Finora, i ricercatori conoscono il tratto genetico distintivo di cinque gruppi di riproduzione di tartarughe embricate dell’Asia Pacifica che fanno capo a sette singoli luoghi di nidificazione. Jensen ha affermato che il team di ricerca vuole triplicare questi numeri entro la fine del 2022, collaborando con ricercatori di tutta la regione, per campionare ancora più tartarughe e prodotti fatti con il loro guscio e per costruire i loro profili genetici.

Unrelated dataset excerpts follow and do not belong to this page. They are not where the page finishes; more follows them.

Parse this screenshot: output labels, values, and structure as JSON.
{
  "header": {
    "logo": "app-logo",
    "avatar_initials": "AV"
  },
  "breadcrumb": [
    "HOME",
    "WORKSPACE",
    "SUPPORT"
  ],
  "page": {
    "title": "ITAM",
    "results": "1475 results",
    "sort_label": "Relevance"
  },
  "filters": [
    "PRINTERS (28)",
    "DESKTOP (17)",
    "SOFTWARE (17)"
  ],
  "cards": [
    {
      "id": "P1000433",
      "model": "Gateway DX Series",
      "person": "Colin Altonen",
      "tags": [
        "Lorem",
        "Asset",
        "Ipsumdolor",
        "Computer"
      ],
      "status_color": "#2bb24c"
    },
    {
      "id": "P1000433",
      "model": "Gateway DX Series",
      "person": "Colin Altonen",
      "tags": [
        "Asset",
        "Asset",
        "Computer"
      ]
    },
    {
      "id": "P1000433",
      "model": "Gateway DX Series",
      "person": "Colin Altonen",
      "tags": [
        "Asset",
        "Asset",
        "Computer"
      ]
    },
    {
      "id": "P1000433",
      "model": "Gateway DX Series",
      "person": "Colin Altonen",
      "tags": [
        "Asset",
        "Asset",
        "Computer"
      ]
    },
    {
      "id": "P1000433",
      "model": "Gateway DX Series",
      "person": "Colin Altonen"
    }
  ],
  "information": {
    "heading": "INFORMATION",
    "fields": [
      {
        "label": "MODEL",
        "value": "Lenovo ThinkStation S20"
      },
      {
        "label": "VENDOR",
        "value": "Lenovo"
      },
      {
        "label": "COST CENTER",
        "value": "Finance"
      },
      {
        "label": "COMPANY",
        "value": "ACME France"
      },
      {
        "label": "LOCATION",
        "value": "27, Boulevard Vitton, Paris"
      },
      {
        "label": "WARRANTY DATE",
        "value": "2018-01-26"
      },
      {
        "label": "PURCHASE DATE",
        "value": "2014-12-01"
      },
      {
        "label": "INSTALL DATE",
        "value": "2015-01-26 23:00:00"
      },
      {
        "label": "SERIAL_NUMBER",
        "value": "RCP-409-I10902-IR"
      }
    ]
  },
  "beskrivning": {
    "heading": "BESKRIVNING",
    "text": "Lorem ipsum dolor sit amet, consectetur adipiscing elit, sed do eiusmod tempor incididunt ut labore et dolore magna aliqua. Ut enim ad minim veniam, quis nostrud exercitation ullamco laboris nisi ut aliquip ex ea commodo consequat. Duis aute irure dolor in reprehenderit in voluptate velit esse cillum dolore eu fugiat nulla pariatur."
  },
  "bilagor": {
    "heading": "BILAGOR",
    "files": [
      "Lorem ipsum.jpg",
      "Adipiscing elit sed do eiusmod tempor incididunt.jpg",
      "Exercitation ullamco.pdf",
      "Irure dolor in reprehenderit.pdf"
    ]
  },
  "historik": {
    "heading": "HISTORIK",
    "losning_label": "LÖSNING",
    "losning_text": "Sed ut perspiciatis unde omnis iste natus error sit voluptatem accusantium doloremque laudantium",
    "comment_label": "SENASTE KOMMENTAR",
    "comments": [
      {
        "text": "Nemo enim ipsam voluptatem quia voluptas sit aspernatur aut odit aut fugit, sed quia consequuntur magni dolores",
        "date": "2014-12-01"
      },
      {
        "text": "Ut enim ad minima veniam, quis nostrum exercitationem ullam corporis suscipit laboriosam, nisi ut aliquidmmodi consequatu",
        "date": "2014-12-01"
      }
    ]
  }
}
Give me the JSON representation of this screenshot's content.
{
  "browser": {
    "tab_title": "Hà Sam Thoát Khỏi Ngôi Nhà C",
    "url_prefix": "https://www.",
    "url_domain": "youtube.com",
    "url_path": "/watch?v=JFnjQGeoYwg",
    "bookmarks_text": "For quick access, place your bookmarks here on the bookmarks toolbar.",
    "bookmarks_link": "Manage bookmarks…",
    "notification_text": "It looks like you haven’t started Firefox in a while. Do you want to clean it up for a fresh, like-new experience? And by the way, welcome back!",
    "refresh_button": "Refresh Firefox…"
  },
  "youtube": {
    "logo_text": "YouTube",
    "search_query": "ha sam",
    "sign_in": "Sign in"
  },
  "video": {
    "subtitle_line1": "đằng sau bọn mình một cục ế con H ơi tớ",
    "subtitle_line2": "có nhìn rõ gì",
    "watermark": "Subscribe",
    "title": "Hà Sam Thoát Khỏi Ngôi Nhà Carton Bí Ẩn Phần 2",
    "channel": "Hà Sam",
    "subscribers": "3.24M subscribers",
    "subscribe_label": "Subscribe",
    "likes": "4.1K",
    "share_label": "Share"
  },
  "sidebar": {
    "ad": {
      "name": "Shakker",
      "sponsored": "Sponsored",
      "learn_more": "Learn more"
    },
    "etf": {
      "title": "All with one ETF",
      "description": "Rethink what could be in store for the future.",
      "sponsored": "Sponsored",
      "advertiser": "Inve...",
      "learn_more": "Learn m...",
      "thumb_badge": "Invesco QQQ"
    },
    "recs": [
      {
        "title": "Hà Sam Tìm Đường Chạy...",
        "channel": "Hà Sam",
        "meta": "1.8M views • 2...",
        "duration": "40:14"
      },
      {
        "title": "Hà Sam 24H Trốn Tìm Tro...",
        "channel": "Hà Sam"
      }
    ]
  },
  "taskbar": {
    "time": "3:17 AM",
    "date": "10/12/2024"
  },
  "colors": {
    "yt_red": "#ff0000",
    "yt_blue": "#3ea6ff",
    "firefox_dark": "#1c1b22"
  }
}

“L’aspetto più impegnativo per una attribuzione precisa del luogo di nidificazione è rappresentata dalla creazione di un database esaustivo di tutte (o della maggior parte) le popolazioni riproduttive con cui effettuare un confronto. Con l’ampliamento del database, saremo in grado di ricostruire l’origine di una popolazione con precisione sempre maggiore,” ha detto Jensen.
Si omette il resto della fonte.